Not a Reader (and Proud of It)

Friday

My brother Jonathan recently alerted me to a Huffington Post article by Houston Barber about “What Happens When a President Doesn’t Like To Read?” The article gives me an excuse to revisit philosopher Martha Nussbaum’s “Cultivating Humanity: A Classical Defense of Reform in Liberal Education.”

I wrote about Nussbaum’s essay this past election day because she believes that good readers make good voters. As she sees it, literary training is key to a stable democracy:

But the great contribution literature has to make to the life of the citizen is its ability to wrest from our frequently obtuse and blunted imaginations an acknowledgement of those who are other than ourselves, both in concrete circumstances and even in thought and emotion. As [Ralph] Ellison put it, a work of fiction may contribute “to defeat this national tendency to deny the common humanity shared by my character and those who might happen to read of his experience.” This contribution makes it a key element in higher education.

Barber points out that Trump is not only uninterested in reading but he’s proud of his disinterest:

Donald Trump doesn’t read books, and it’s not something he’s embarrassed about. When Megyn Kelly asked him during the campaign what the last book he read was, Trump responded “I read passages, I read areas, chapters, I don’t have the time.” The fact is, the words of other people don’t matter too much to him.
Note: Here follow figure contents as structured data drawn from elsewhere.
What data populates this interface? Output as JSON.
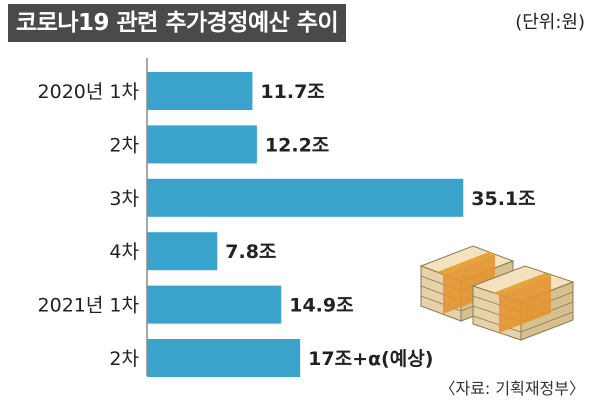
{
  "header": {
    "title": "코로나19 관련 추가경정예산 추이",
    "unit": "(단위:원)"
  },
  "source": "〈자료: 기획재정부〉",
  "colors": {
    "bar": "#3aa3cc",
    "title_bg": "#4a4a4a"
  },
  "icons": {
    "decoration": "money-stack-icon"
  },
  "chart_data": {
    "type": "bar",
    "orientation": "horizontal",
    "title": "코로나19 관련 추가경정예산 추이",
    "unit": "(단위:원)",
    "categories": [
      "2020년 1차",
      "2차",
      "3차",
      "4차",
      "2021년 1차",
      "2차"
    ],
    "values": [
      11.7,
      12.2,
      35.1,
      7.8,
      14.9,
      17
    ],
    "value_labels": [
      "11.7조",
      "12.2조",
      "35.1조",
      "7.8조",
      "14.9조",
      "17조+α(예상)"
    ],
    "xlim": [
      0,
      40
    ],
    "grid": false,
    "legend": "none"
  }
}
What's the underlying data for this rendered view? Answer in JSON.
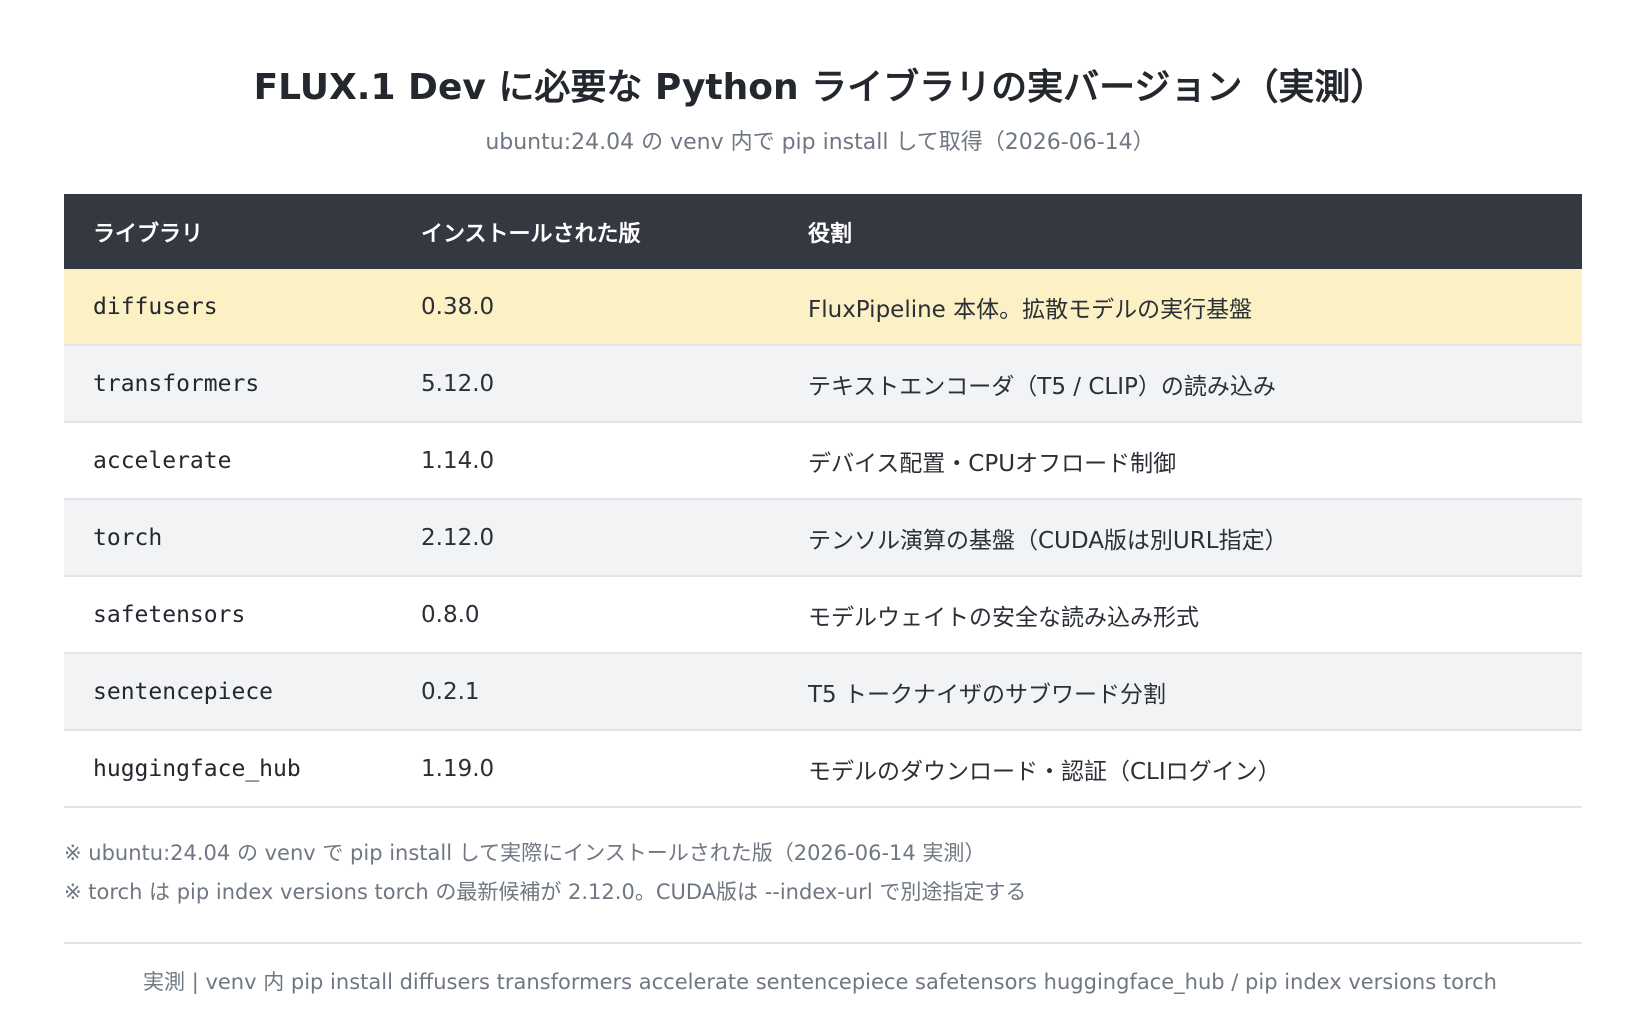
{
  "title": "FLUX.1 Dev に必要な Python ライブラリの実バージョン（実測）",
  "subtitle": "ubuntu:24.04 の venv 内で pip install して取得（2026-06-14）",
  "table": {
    "headers": [
      "ライブラリ",
      "インストールされた版",
      "役割"
    ],
    "rows": [
      {
        "library": "diffusers",
        "version": "0.38.0",
        "role": "FluxPipeline 本体。拡散モデルの実行基盤",
        "highlight": true
      },
      {
        "library": "transformers",
        "version": "5.12.0",
        "role": "テキストエンコーダ（T5 / CLIP）の読み込み"
      },
      {
        "library": "accelerate",
        "version": "1.14.0",
        "role": "デバイス配置・CPUオフロード制御"
      },
      {
        "library": "torch",
        "version": "2.12.0",
        "role": "テンソル演算の基盤（CUDA版は別URL指定）"
      },
      {
        "library": "safetensors",
        "version": "0.8.0",
        "role": "モデルウェイトの安全な読み込み形式"
      },
      {
        "library": "sentencepiece",
        "version": "0.2.1",
        "role": "T5 トークナイザのサブワード分割"
      },
      {
        "library": "huggingface_hub",
        "version": "1.19.0",
        "role": "モデルのダウンロード・認証（CLIログイン）"
      }
    ],
    "colors": {
      "header_bg": "#343840",
      "highlight_bg": "#fbf1c4",
      "stripe_bg": "#f2f3f5"
    }
  },
  "notes": [
    "※ ubuntu:24.04 の venv で pip install して実際にインストールされた版（2026-06-14 実測）",
    "※ torch は pip index versions torch の最新候補が 2.12.0。CUDA版は --index-url で別途指定する"
  ],
  "footer": "実測 | venv 内 pip install diffusers transformers accelerate sentencepiece safetensors huggingface_hub / pip index versions torch"
}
In his 70-minute convention speech, Trump did not quote a single person other than himself, not even an out-of-context Bible verse or Reagan quip.

Echoing Nussbaum, Barber then lays out some of the specific benefits a president gets from reading, above all establishing “a connection to history and those who have held the office before him”:

There’s no better way to know America than being on the Mississippi River with Mark Twain, or in New York City with F. Scott Fitzgerald, or in Arkansas with Maya Angelou. To have a leader of the country not engaged with its literature betrays the vision of the country set out by the founders.
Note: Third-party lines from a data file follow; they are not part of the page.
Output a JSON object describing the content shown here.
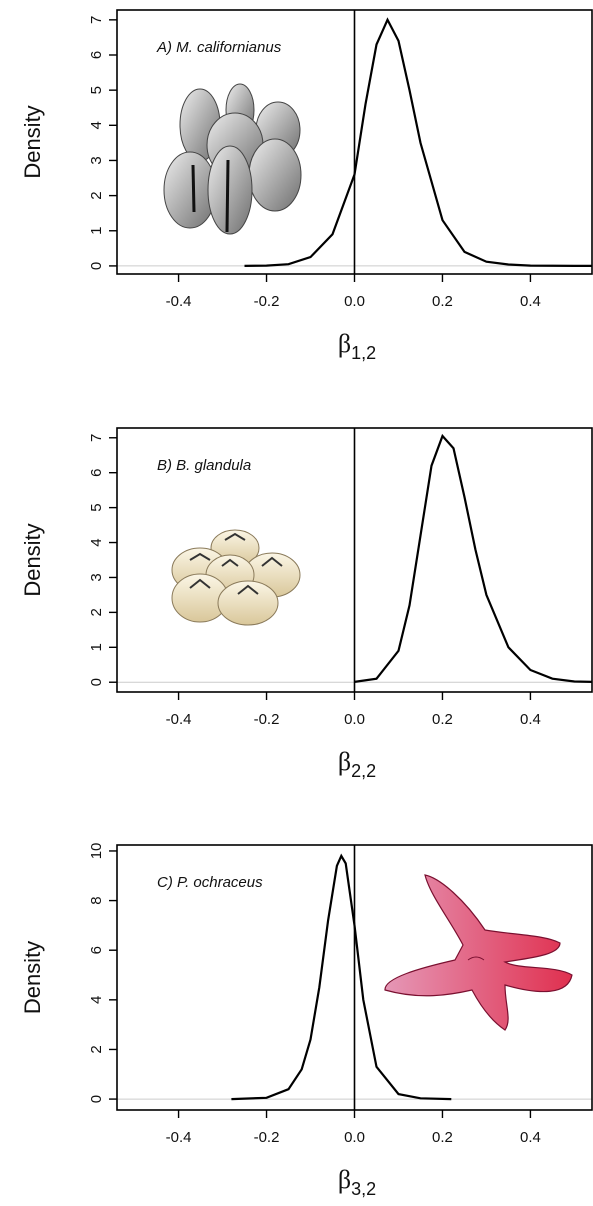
{
  "chart_data": [
    {
      "type": "line",
      "annotation": "A) M. californianus",
      "ylabel": "Density",
      "xlabel": "β",
      "xlabel_subscript": "1,2",
      "x": [
        -0.25,
        -0.2,
        -0.15,
        -0.1,
        -0.05,
        0,
        0.025,
        0.05,
        0.075,
        0.1,
        0.125,
        0.15,
        0.2,
        0.25,
        0.3,
        0.35,
        0.4,
        0.5,
        0.54
      ],
      "values": [
        0,
        0.01,
        0.05,
        0.25,
        0.9,
        2.6,
        4.6,
        6.3,
        7.0,
        6.4,
        5.0,
        3.5,
        1.3,
        0.4,
        0.12,
        0.04,
        0.01,
        0,
        0
      ],
      "color": "#000000",
      "vline": 0,
      "xlim": [
        -0.54,
        0.54
      ],
      "ylim": [
        -0.23,
        7.28
      ],
      "xticks": [
        -0.4,
        -0.2,
        {
          "value": 0,
          "label": "0.0"
        },
        0.2,
        0.4
      ],
      "yticks": [
        0,
        1,
        2,
        3,
        4,
        5,
        6,
        7
      ]
    },
    {
      "type": "line",
      "annotation": "B) B. glandula",
      "ylabel": "Density",
      "xlabel": "β",
      "xlabel_subscript": "2,2",
      "x": [
        0,
        0.05,
        0.1,
        0.125,
        0.15,
        0.175,
        0.2,
        0.225,
        0.25,
        0.275,
        0.3,
        0.35,
        0.4,
        0.45,
        0.5,
        0.54
      ],
      "values": [
        0.01,
        0.1,
        0.9,
        2.2,
        4.2,
        6.2,
        7.05,
        6.7,
        5.3,
        3.8,
        2.5,
        1.0,
        0.35,
        0.1,
        0.02,
        0.01
      ],
      "color": "#000000",
      "vline": 0,
      "xlim": [
        -0.54,
        0.54
      ],
      "ylim": [
        -0.28,
        7.28
      ],
      "xticks": [
        -0.4,
        -0.2,
        {
          "value": 0,
          "label": "0.0"
        },
        0.2,
        0.4
      ],
      "yticks": [
        0,
        1,
        2,
        3,
        4,
        5,
        6,
        7
      ]
    },
    {
      "type": "line",
      "annotation": "C) P. ochraceus",
      "ylabel": "Density",
      "xlabel": "β",
      "xlabel_subscript": "3,2",
      "x": [
        -0.28,
        -0.2,
        -0.15,
        -0.12,
        -0.1,
        -0.08,
        -0.06,
        -0.04,
        -0.03,
        -0.02,
        0,
        0.02,
        0.05,
        0.1,
        0.15,
        0.22
      ],
      "values": [
        0,
        0.05,
        0.4,
        1.2,
        2.4,
        4.5,
        7.2,
        9.4,
        9.8,
        9.5,
        7.0,
        4.0,
        1.3,
        0.2,
        0.03,
        0
      ],
      "color": "#000000",
      "vline": 0,
      "xlim": [
        -0.54,
        0.54
      ],
      "ylim": [
        -0.44,
        10.24
      ],
      "xticks": [
        -0.4,
        -0.2,
        {
          "value": 0,
          "label": "0.0"
        },
        0.2,
        0.4
      ],
      "yticks": [
        0,
        2,
        4,
        6,
        8,
        10
      ]
    }
  ]
}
Barber quotes an English professor making a similar point:

“Books are part of the Great Conversation,” says David Kirby, poet and Distinguished Professor of English at Florida State University. “They’re the talks we have with those who are different from us and who show us how big and diverse the world is. Trump’s got an entirely different agenda.” Those like David Kirby who devote their life to writing and teaching literature know the dangers of refusing to engage in that Great Conversation. “He certainly acts like somebody who doesn’t read. He has no attention span to speak of, he isn’t reflective, and he is contemptuous of everyone except himself; he doesn’t seem to like even his friends very much, and these aren’t literary qualities.”
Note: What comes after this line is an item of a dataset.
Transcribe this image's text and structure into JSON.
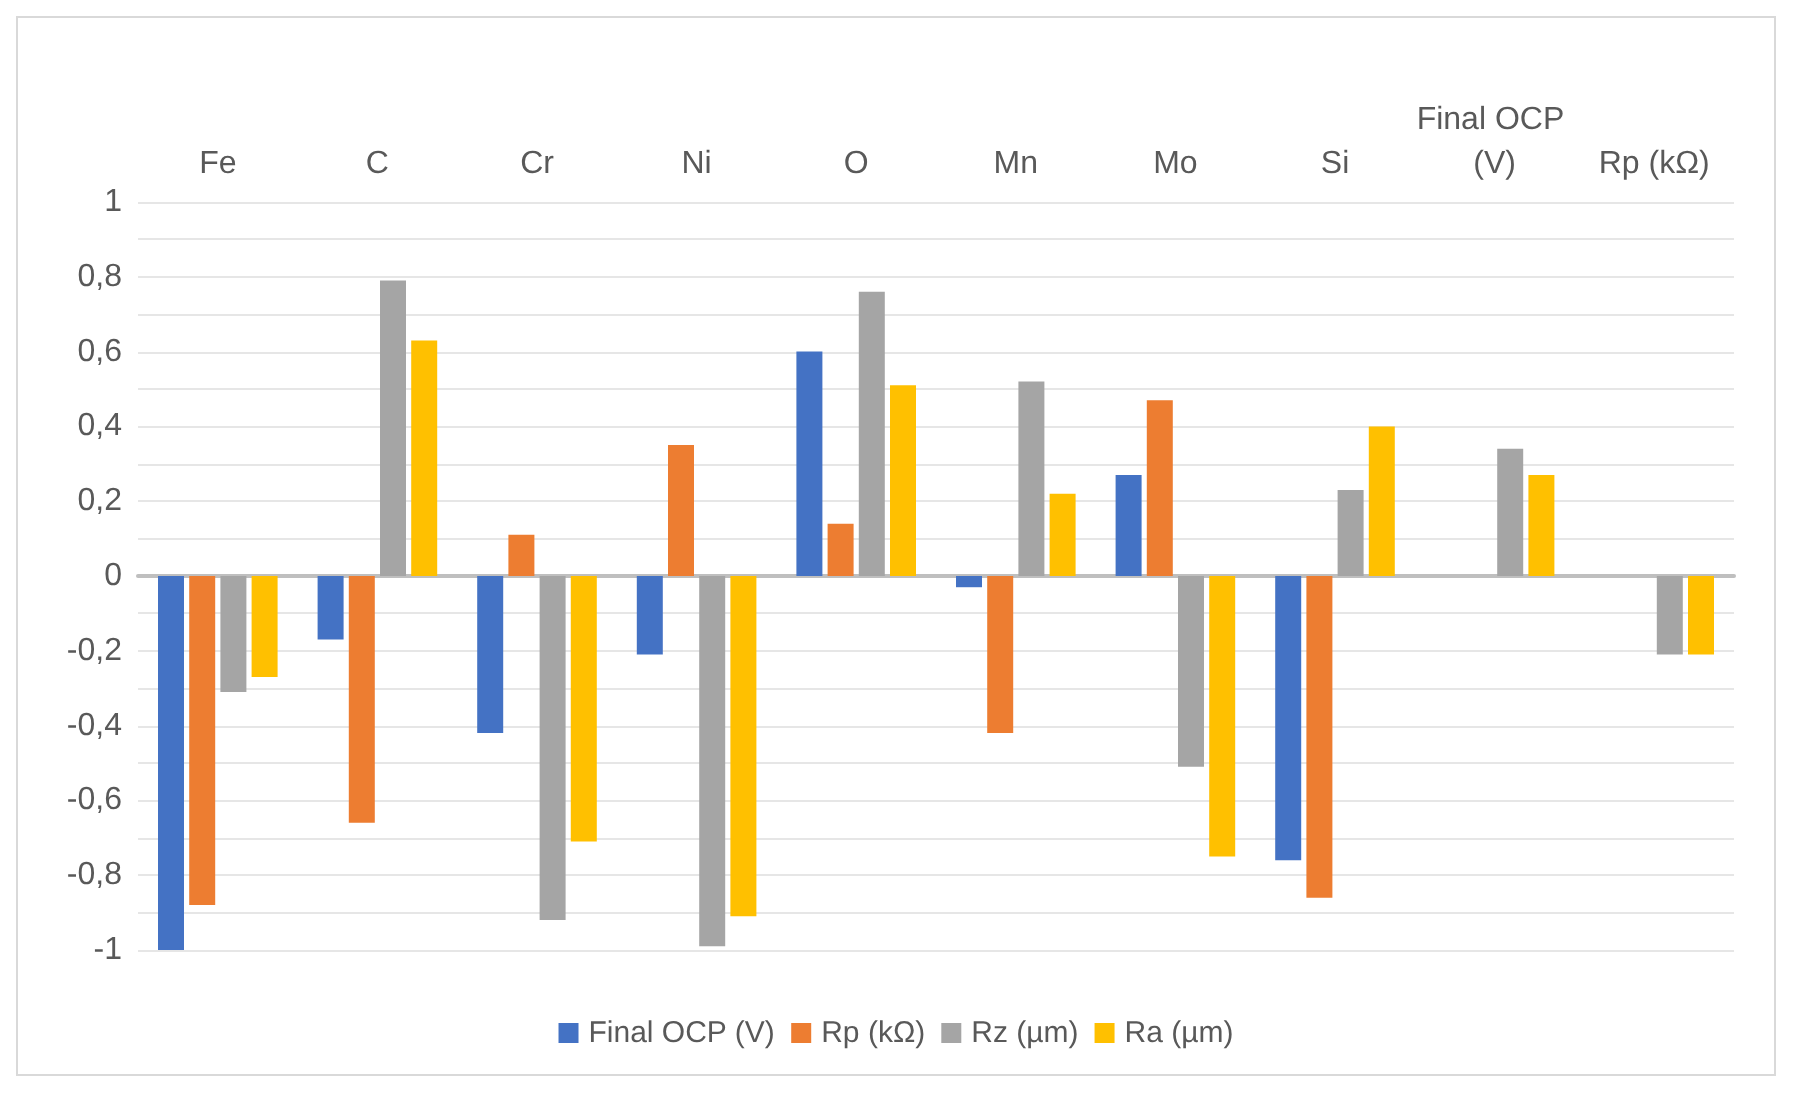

I wanted Barber to get a bit more specific about the ramifications of having a non-reader in the White House, but this blog will have many opportunities to do so in the years ahead. Today I’ll just note that the difference between Barack Obama’s vision of America and Trump’s is the difference between one who loves to read and one who doesn’t. For Obama, described by Barber as “one of the biggest book worms the Oval Office has ever seen,” America is a rich tapestry of people and traditions, “e pluribus unum.” Nussbaum says that emphasizing literature is helping turn the academy into such a place as well:

We are now trying to build an academy that will overcome defects of vision and receptivity that marred the humanities departments of earlier eras, an academy in which no group will be invisible in Ellison’s sense. That is in its way a radical political agenda; it is always radical, in any society, to insist on the equal worth of all human beings, and people find all sorts of ways to avoid the claim of that ideal, much though they may pay it lip service. The current agenda is radical in the way that Stoic world citizenship was radical in a Rome built on hierarchy and rank, in the way that the Christian idea of love of one’s neighbor was and is radical. In a world anxious to deny our common membership in the kingdom of ends or the kingdom of heaven, we should defend that radical agenda as the only one worthy of our conception of democracy and worthy of guiding its future.

The alternative is a vision where entire segments of the American population are reduced to pernicious caricatures: Obama as an African outsider, Latinos as rapists and murderers, Muslims as terrorists, women as beauty ratings, inner cities as hellholes. Trump’s inner narrative is as shallow as it gets.